Знал бы Йеф, в каком гробу видел Григорий все эти доморощенные под самураев мудрости!.. Но надежда зацепила его. Оставалось раздобыть деньги. Много. Очень много, потому что операции и вся лечеба стоили неимоверных денег…
Во сне Григорий очень часто видел себя прежним. Это было так реально, что, проснувшись, он еще некоторое время лежал, не открывая глаза и не давая себе окончательно пробудиться, – чтобы продлить надежду. Разве нельзя вернуть себе лицо и тело? Хотя бы из только что виденного сна?.. Потом он решался и открывал глаза… Время капало из дряхлого будильника, как вода из прохудившегося крана…

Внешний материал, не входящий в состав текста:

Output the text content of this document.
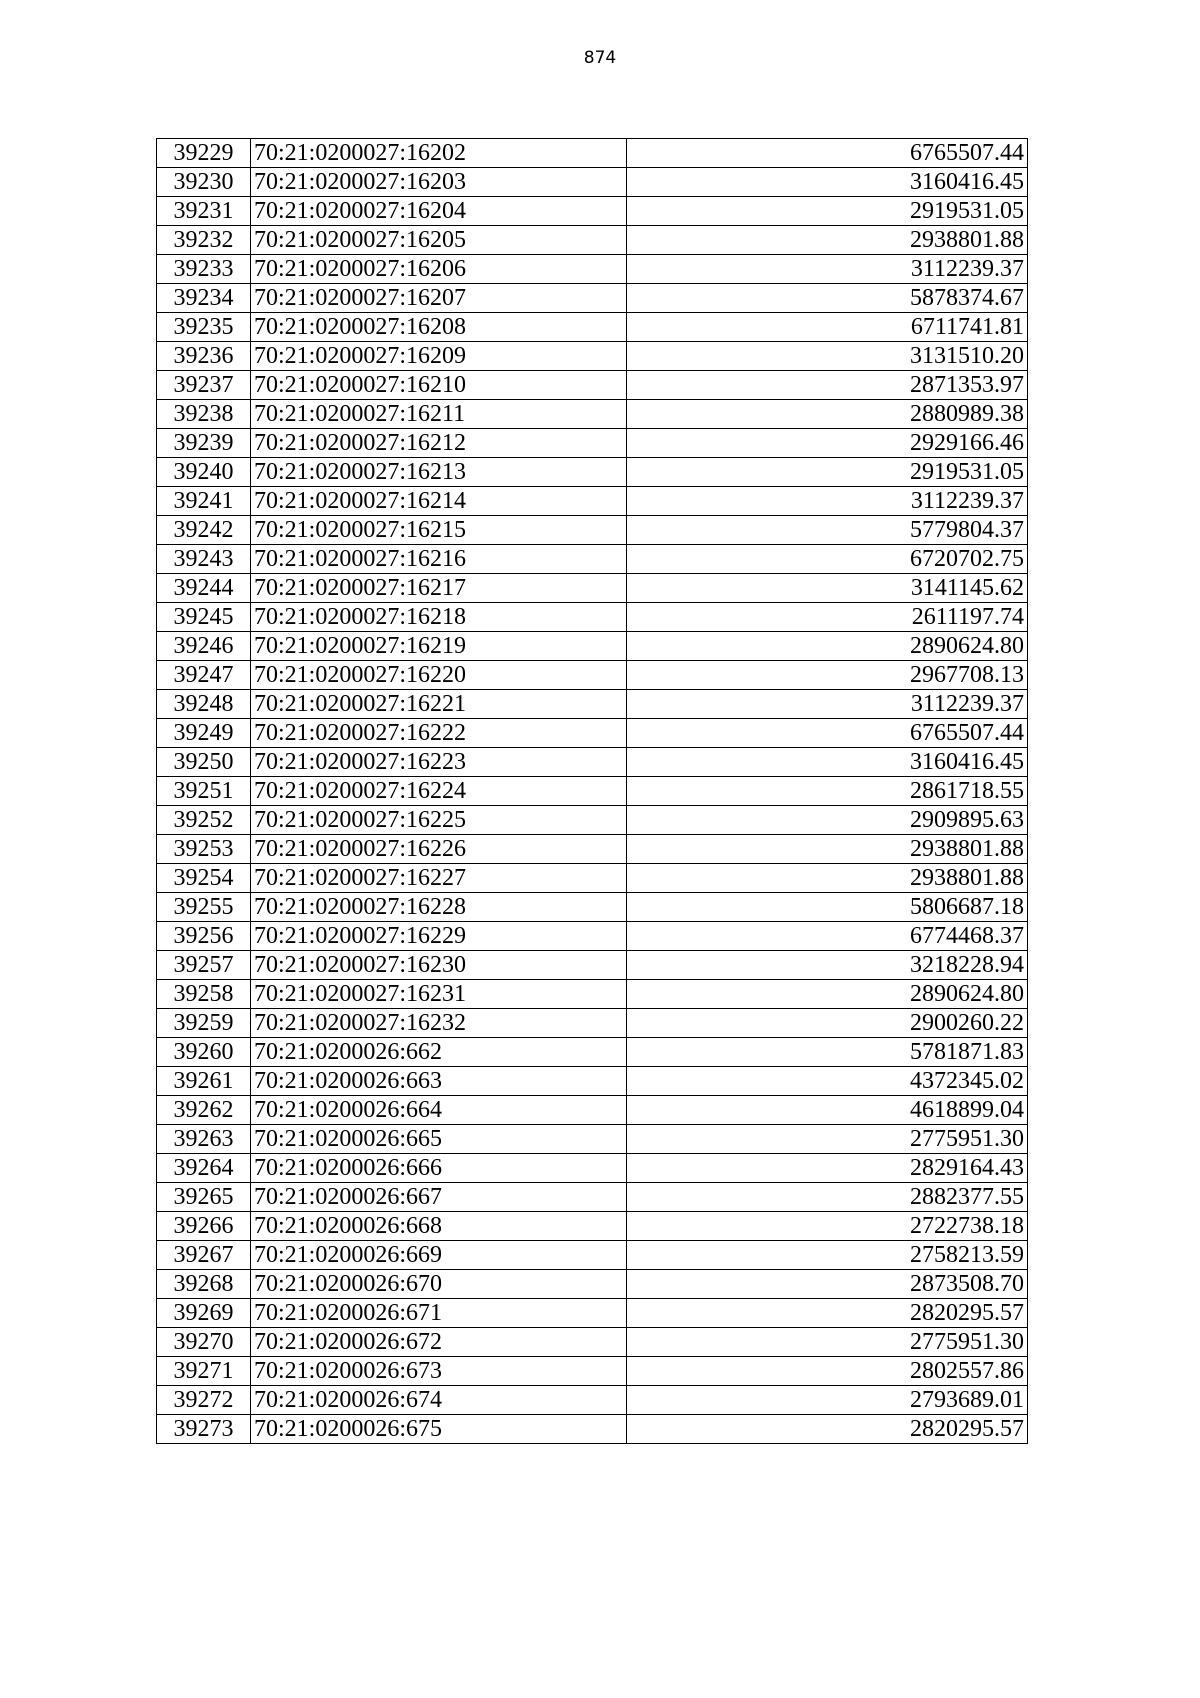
874
39229	70:21:0200027:16202	6765507.44
39230	70:21:0200027:16203	3160416.45
39231	70:21:0200027:16204	2919531.05
39232	70:21:0200027:16205	2938801.88
39233	70:21:0200027:16206	3112239.37
39234	70:21:0200027:16207	5878374.67
39235	70:21:0200027:16208	6711741.81
39236	70:21:0200027:16209	3131510.20
39237	70:21:0200027:16210	2871353.97
39238	70:21:0200027:16211	2880989.38
39239	70:21:0200027:16212	2929166.46
39240	70:21:0200027:16213	2919531.05
39241	70:21:0200027:16214	3112239.37
39242	70:21:0200027:16215	5779804.37
39243	70:21:0200027:16216	6720702.75
39244	70:21:0200027:16217	3141145.62
39245	70:21:0200027:16218	2611197.74
39246	70:21:0200027:16219	2890624.80
39247	70:21:0200027:16220	2967708.13
39248	70:21:0200027:16221	3112239.37
39249	70:21:0200027:16222	6765507.44
39250	70:21:0200027:16223	3160416.45
39251	70:21:0200027:16224	2861718.55
39252	70:21:0200027:16225	2909895.63
39253	70:21:0200027:16226	2938801.88
39254	70:21:0200027:16227	2938801.88
39255	70:21:0200027:16228	5806687.18
39256	70:21:0200027:16229	6774468.37
39257	70:21:0200027:16230	3218228.94
39258	70:21:0200027:16231	2890624.80
39259	70:21:0200027:16232	2900260.22
39260	70:21:0200026:662	5781871.83
39261	70:21:0200026:663	4372345.02
39262	70:21:0200026:664	4618899.04
39263	70:21:0200026:665	2775951.30
39264	70:21:0200026:666	2829164.43
39265	70:21:0200026:667	2882377.55
39266	70:21:0200026:668	2722738.18
39267	70:21:0200026:669	2758213.59
39268	70:21:0200026:670	2873508.70
39269	70:21:0200026:671	2820295.57
39270	70:21:0200026:672	2775951.30
39271	70:21:0200026:673	2802557.86
39272	70:21:0200026:674	2793689.01
39273	70:21:0200026:675	2820295.57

Григорий думал о том, что всего несколько лет назад он был полон фантазий, желаний, планов, а теперь у него осталась одна-единственная мечта (она же и фантазия, и желание, и все на свете). Вполне жизненная мечта. Мама могла бы порадоваться и успокоиться – он стал нормальным человеком. Все люди, которых не распирают фантазии и безумства – нормальные люди, и все они – сплошь уроды. И Григорий теперь уже – нормальный, и точно – урод…
– А ты тут хорошо прижился, – оглядывался Недомерок, вроде и не собираясь уходить…
«Это ты тут прижился, а я работаю…»
– Ходят слухи… – Недомерок перешел на шепот, – развлекаешься тут с барышнями.
«Лопата-шахтерка – вот моя барышня… Сам попробуй… Ишь, росточком метр двадцать в прыжке, а туда же – про барышень…»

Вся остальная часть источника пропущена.